One thing Kirk has done brilliantly this week is avoiding mistakes with the flatstick. She’s yet to record a three-putt through 54 holes and on Saturday, she missed just twice off the tee.

“I only missed two fairways all day so I struck it pretty well off the tee,” Kirk said.

“It played a lot softer and longer so I had a couple of longer clubs in which probably made it a bit harder to score.

“I won’t change anything for tomorrow, just give myself 18 chances at birdie and hope the putter cooperates.”

Su Oh experienced a similarly frustrating day, the Victorian settling for an even-par 71 to be 1-over for the tournament.

The World No.84 has grown in confidence as the week has progressed but Oh could only muster two birdies on Saturday.

Oh’s second birdie came on her last hole of the day, the par-5 9th, after she conceded a stroke with a bogey on the 8th.

“I thought I played better than I scored today,” Oh said.

“Monday when I got here I hit the ball so bad, I was so worried. So I feel like I’m hitting it better every day.

“Some of the holes feel tighter than they actually are and the rough is so thick so it’s so penalising when you’re just off the fairway.”

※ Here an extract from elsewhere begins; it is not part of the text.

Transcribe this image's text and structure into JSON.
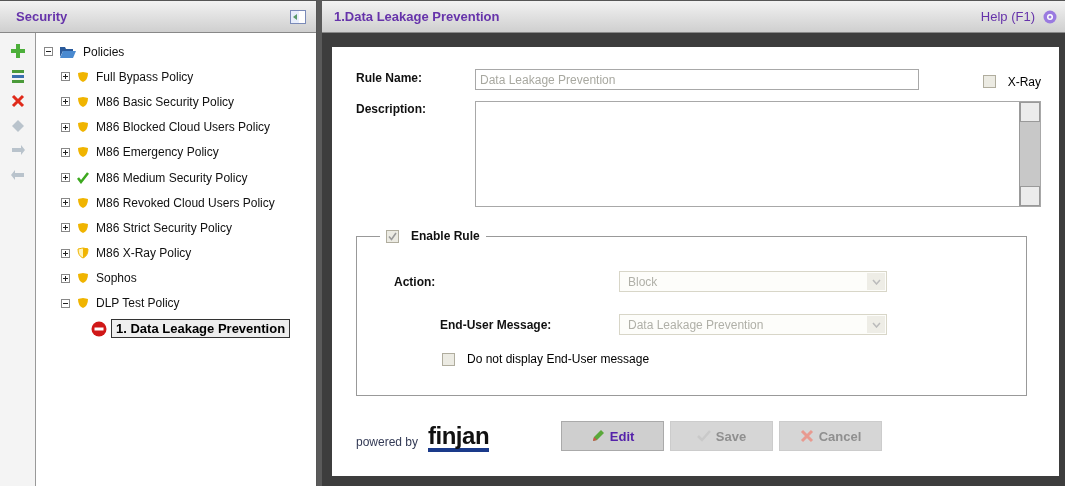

While her countrywomen found a way to tread water on Saturday, the going was a little tougher for Sarah Kemp.

A 7-over-78 third round came out of the blue for the Sydneysider, Kemp recording seven bogeys on a day where she could only find nine of 18 greens in regulation.

Sunday’s tee times have been pushed back to 10am local time (6pm AEST) due to forecasted rain overnight.